Abstract:

The Citibike  users have two user types,  including subscribers and customers. Subscribers have long-term(several months or even a year) membership, using citibike very often and paying renting fee monthly while customers make one-off consumption,  relatively  seldom using Citibike and paying for ride every time they use the bike.  Based on the above features of the two user types, I want to figure out whether there is  difference between the two types in term of the using date. 
This project specifically sets the null hypothesis that the ratio of subscribers biking on weekends over subscribers biking on the whole week is the same or higher than the ratio of customers biking over weekends to customers biking on the whole week.  I use the proportion z-test to test the proportions of the two samples, getting z-score= -252.09274 and p-value=0(significance level=0.05).
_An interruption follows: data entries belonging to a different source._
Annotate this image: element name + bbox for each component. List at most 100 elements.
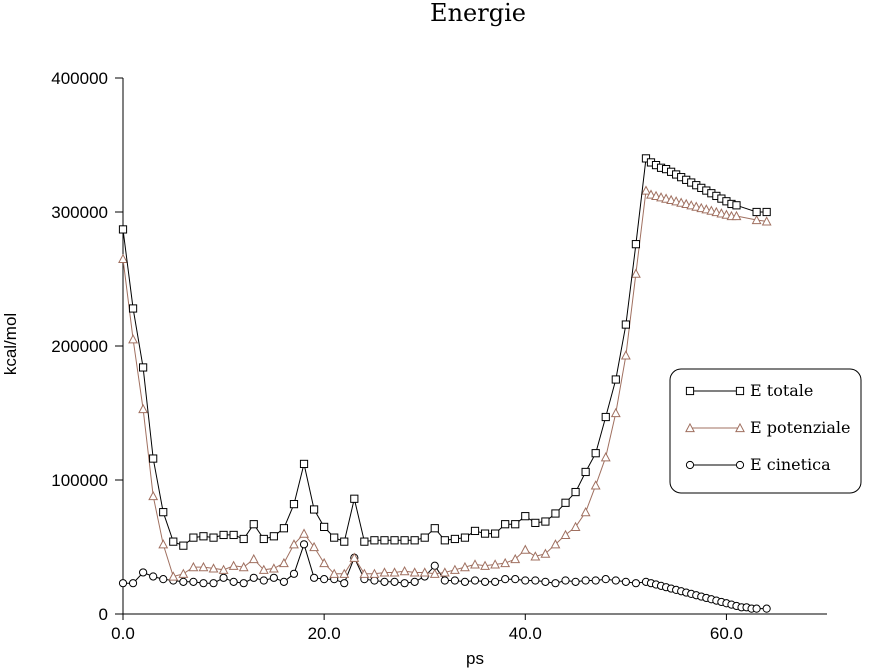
data-point [631,240,641,249]
legend-entry: E potenziale [685,418,851,437]
data-point [289,539,299,549]
data-point [439,567,450,577]
data-point [278,557,289,568]
data-point [530,551,541,561]
data-point [370,536,379,545]
x-tick-label: 0.0 [111,624,135,643]
data-point [400,579,409,588]
data-point [601,575,610,584]
data-point [199,532,208,541]
data-point [751,214,762,225]
data-point [761,216,772,226]
data-point [611,576,620,585]
data-point [550,539,561,549]
data-point [239,579,248,588]
data-point [752,604,761,613]
data-point [390,577,399,586]
data-point [480,577,490,586]
legend-marker [685,386,695,396]
data-point [440,576,449,585]
chart-title: Energie [430,0,526,27]
data-point [621,320,630,329]
data-point [149,572,158,581]
data-point [696,202,707,213]
data-point [118,579,128,588]
data-point [410,536,419,545]
data-point [630,268,641,278]
data-point [561,498,570,507]
legend-marker [735,422,745,433]
data-point [656,192,666,202]
data-point [762,604,771,613]
data-point [159,575,168,584]
data-point [248,553,259,564]
data-point [580,506,591,517]
data-point [409,567,420,577]
data-point [620,350,631,360]
data-point [299,459,309,469]
data-point [540,548,551,558]
data-point [199,579,208,588]
data-point [480,560,490,570]
data-point [591,576,600,585]
data-point [138,403,149,414]
data-point [646,189,656,199]
data-point [179,577,188,586]
legend-marker [735,386,745,396]
data-point [681,198,692,209]
data-point [228,560,239,570]
x-tick-label: 60.0 [710,624,743,643]
data-point [520,544,531,554]
legend-box [669,368,862,494]
data-point [399,565,410,576]
data-point [168,571,179,581]
data-point [701,204,712,214]
legend-marker [735,460,745,470]
data-point [500,557,511,568]
data-point [390,536,399,545]
data-point [571,487,580,497]
legend-marker [685,422,695,433]
data-point [601,412,610,422]
data-point [621,577,630,586]
data-point [279,524,289,533]
data-point [128,579,138,588]
data-point [419,567,430,577]
data-point [752,207,761,217]
data-point [511,575,520,584]
data-point [139,568,148,577]
data-point [511,520,520,529]
data-point [501,575,510,584]
data-point [501,520,510,529]
data-point [218,564,229,574]
data-point [561,576,570,585]
data-point [460,561,470,572]
data-point [118,253,128,263]
data-point [491,577,500,586]
data-point [716,208,727,218]
data-point [349,552,360,562]
data-point [258,564,269,574]
data-point [148,490,159,501]
data-point [229,530,238,540]
data-point [229,577,238,586]
data-point [429,568,440,578]
data-point [581,576,590,585]
data-point [731,210,742,221]
data-point [159,508,168,517]
data-point [551,509,560,518]
data-point [711,206,722,217]
data-point [189,577,198,586]
data-point [641,185,651,195]
data-point [480,529,490,538]
series-e-totale [118,154,771,550]
legend-entry: E totale [685,381,813,400]
data-point [249,573,258,582]
data-point [319,557,330,568]
data-point [259,576,268,585]
data-point [369,568,380,578]
data-point [209,579,218,588]
data-point [128,304,138,313]
data-point [666,194,677,205]
series-layer [118,154,772,613]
Since p-value is 0, the alternative hypothesis could be accepted that  the ratio of subscribers biking on weekends over subscribers biking on the whole week is lower than the ratio of customers biking over weekends to customers biking on the whole week.   

Introduction:

Citibike is a privately owned public bicycle sharing system serving New York City and Jersey City, New Jersey.  As of March 2016, the total number of annual subscribers is 163,865. Citibike riders took an average of 38,491 rides per day in 2016. The system reached a total of 50 million rides in October 2017(Wikipedia).  The user types of Citibike are subscribers and customers. I assume that subscribers relatively more rely on Citibike as their transportation tools while customers may usually take advantages of other tools and use Citibike for some special preference. For lots of people, they drive cars or take subways to get to the workplace on weekdays and go for a ride on weekends so that they do not need to be subscriders. So it is interesting to find whether the ratio of  subscribers biking on weekends over subscribers biking on the whole week is lower.

Data:

I use the dataset "201705 Citibike" available from the CUSP data facility(DF). The dataset contains the information about all rides records in New York City on May,2017 and I process the data by jupyter ipython notebook.
Step 1 : Access to the data source and read it and get all the columns of the dataset.